Orientation solidification map through laser scan strategy Engineering for additively manufactured stainless steels

Using a three-dimensional multiphase finite element model combined with a multiscale characterization framework, this study investigates the solidification characteristics and grain orientations of 316L stainless steel (316LSS) during laser powder bed fusion (LPBF) under different laser scanning strategies. Three common patterns—meander, stripe, and chessboard—were evaluated to capture the associated thermal profiles and melt pool (MP) dynamics. While conduction dominated across all strategies, the stripe and chessboard patterns showed greater susceptibility to keyhole and transition melting modes.

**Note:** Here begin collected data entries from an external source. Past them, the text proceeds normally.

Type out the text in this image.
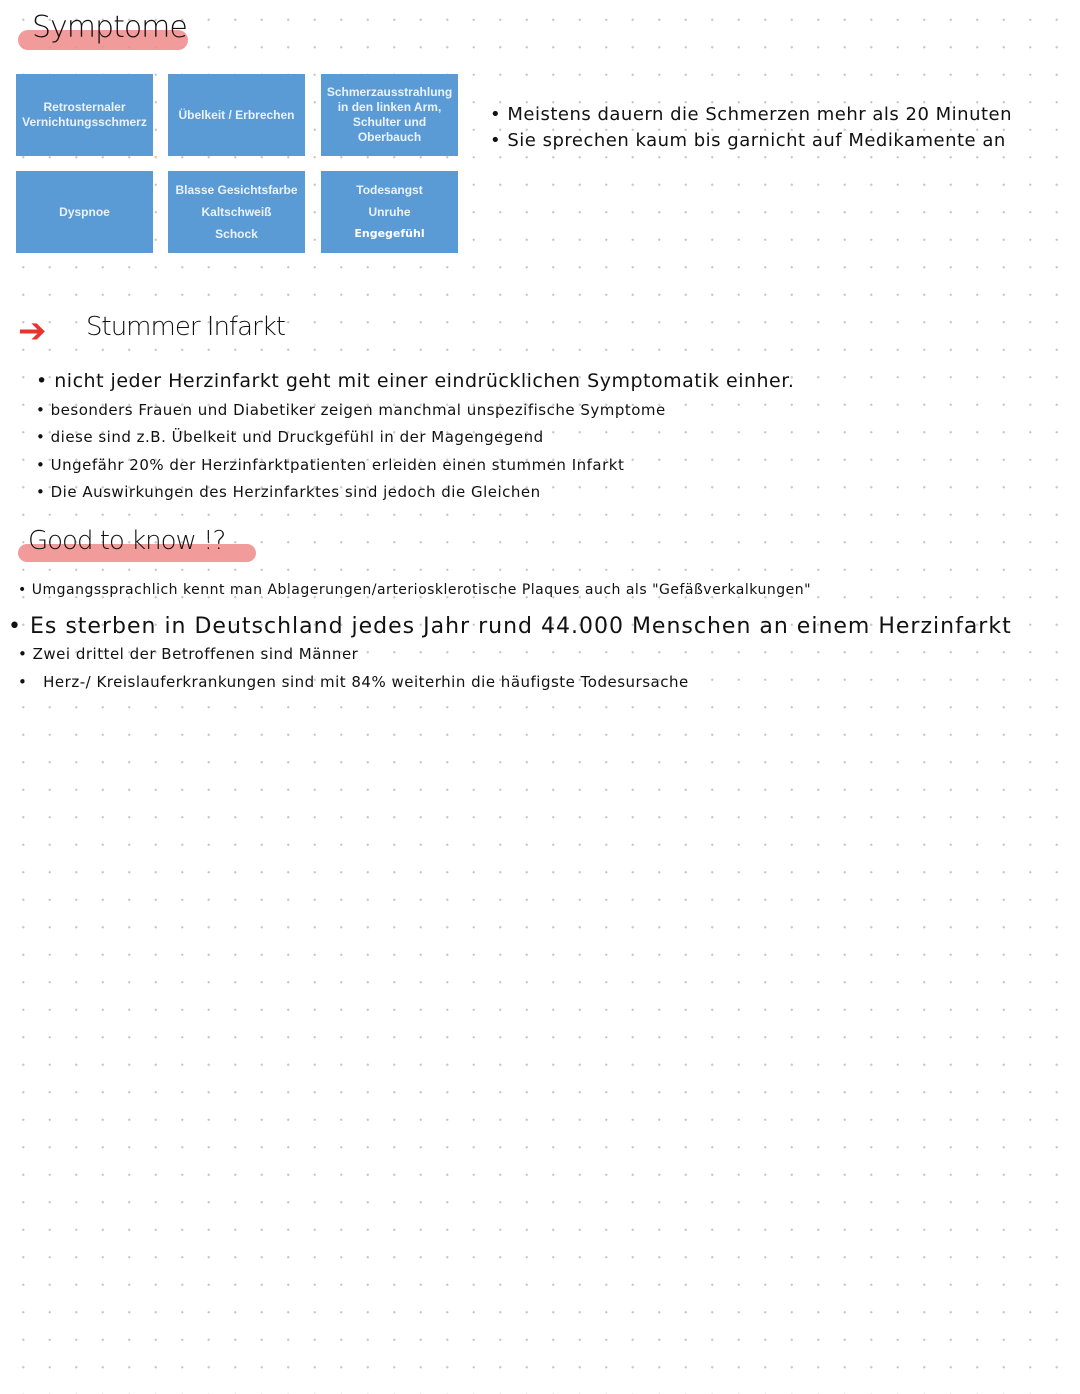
Symptome
Retrosternaler
Vernichtungsschmerz
Übelkeit / Erbrechen
Schmerzausstrahlung
in den linken Arm,
Schulter und
Oberbauch
Dyspnoe
Blasse Gesichtsfarbe
Kaltschweiß
Schock
Todesangst
Unruhe
Engegefühl
• Meistens dauern die Schmerzen mehr als 20 Minuten
• Sie sprechen kaum bis garnicht auf Medikamente an
➔ Stummer Infarkt
• nicht jeder Herzinfarkt geht mit einer eindrücklichen Symptomatik einher.
• besonders Frauen und Diabetiker zeigen manchmal unspezifische Symptome
• diese sind z.B. Übelkeit und Druckgefühl in der Magengegend
• Ungefähr 20% der Herzinfarktpatienten erleiden einen stummen Infarkt
• Die Auswirkungen des Herzinfarktes sind jedoch die Gleichen
Good to know !?
• Umgangssprachlich kennt man Ablagerungen/arteriosklerotische Plaques auch als "Gefäßverkalkungen"
• Es sterben in Deutschland jedes Jahr rund 44.000 Menschen an einem Herzinfarkt
• Zwei drittel der Betroffenen sind Männer
•   Herz-/ Kreislauferkrankungen sind mit 84% weiterhin die häufigste Todesursache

Thermal simulations revealed variations in remelting depth: the stripe pattern exhibited the deepest remelting (∼150 μm), while the meander pattern showed the shallowest (∼50 μm), influencing grain refinement and morphology. Crystallographic orientation analysis indicated that interactions between keyhole, transition, and conductive MPs altered preferred growth directions. The meander strategy promoted [101] and [111] orientations, whereas the stripe and chessboard strategies showed stronger alignment toward [111]. By correlating thermal parameters—temperature gradient (G) and solidification rate (R)—with local crystallographic orientation and grain structure, a solidification orientation map was developed. This map demonstrates how scan strategy–driven MP interactions control microstructural features, providing a predictive tool for grain morphology and texture design in LPBF-316LSS components.